In Japan, the reformed privacy law came into full force on May 30, 2017, and it is known as the Japanese Act on Protection of Personal Information (APPI). The main differences with the European GDPR are the specific clauses defining private identifiable information which in Europe are “Personal data means any information relating to an identified or identifiable natural person” but APPI itemizes.

In general, all privacy laws want to provide citizens with the right to:

Know what personal data is being collected about them.
Know whether their personal data is sold or disclosed and to whom.
Say no to the sale of personal data.
Access their personal data.
Request a business to delete any personal information about a consumer collected from that consumer.[9]
Not be discriminated against for exercising their privacy rights.

The new regulations seek to regulate the processing of our personal data. Each one of them establishes that data must be subject to adequate guarantees, minimizing personal data.

What is PangeaMT doing about Anonymization?

PangeaMT is Pangeanic’s R&D arm.

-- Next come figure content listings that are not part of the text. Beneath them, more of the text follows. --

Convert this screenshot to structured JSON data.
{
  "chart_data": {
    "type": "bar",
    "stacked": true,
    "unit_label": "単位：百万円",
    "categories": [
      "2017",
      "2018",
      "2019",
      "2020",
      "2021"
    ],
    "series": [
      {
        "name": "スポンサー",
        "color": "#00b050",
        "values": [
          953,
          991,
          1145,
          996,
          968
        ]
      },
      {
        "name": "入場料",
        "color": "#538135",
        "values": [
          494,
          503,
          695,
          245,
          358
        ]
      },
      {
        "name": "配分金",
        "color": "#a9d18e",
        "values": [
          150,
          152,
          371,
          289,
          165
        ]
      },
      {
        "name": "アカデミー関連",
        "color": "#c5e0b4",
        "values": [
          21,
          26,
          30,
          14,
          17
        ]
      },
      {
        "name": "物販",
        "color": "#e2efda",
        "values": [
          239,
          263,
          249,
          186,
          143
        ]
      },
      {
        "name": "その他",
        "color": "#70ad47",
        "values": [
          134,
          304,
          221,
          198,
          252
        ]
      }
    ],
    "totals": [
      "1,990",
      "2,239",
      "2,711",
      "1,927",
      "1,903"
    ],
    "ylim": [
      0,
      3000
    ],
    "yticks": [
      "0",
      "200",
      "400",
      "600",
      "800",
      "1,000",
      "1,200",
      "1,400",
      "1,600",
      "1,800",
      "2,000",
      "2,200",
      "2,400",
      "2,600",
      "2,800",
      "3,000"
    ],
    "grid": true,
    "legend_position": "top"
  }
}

We lead the MAPA Project – the first multilingual anonymization effort making deep use of bilingual encoders for transformers in order to identify actors, personal identifiers such as names and surnames, addresses, job titles and functions, and a deep taxonomy.

Together with our partners (Centre National pour la Recherche Scientifique in Paris, Vicomtech, etc.) we are developing the first truly multilingual anonymization software. The project will release a fully customizable, open-source solution that can be adopted by Public Administrations to start their journey in de-identification and anonymization. Corporations will also be able to benefit from MAPA as the commercial version will be released on 01.01.2021.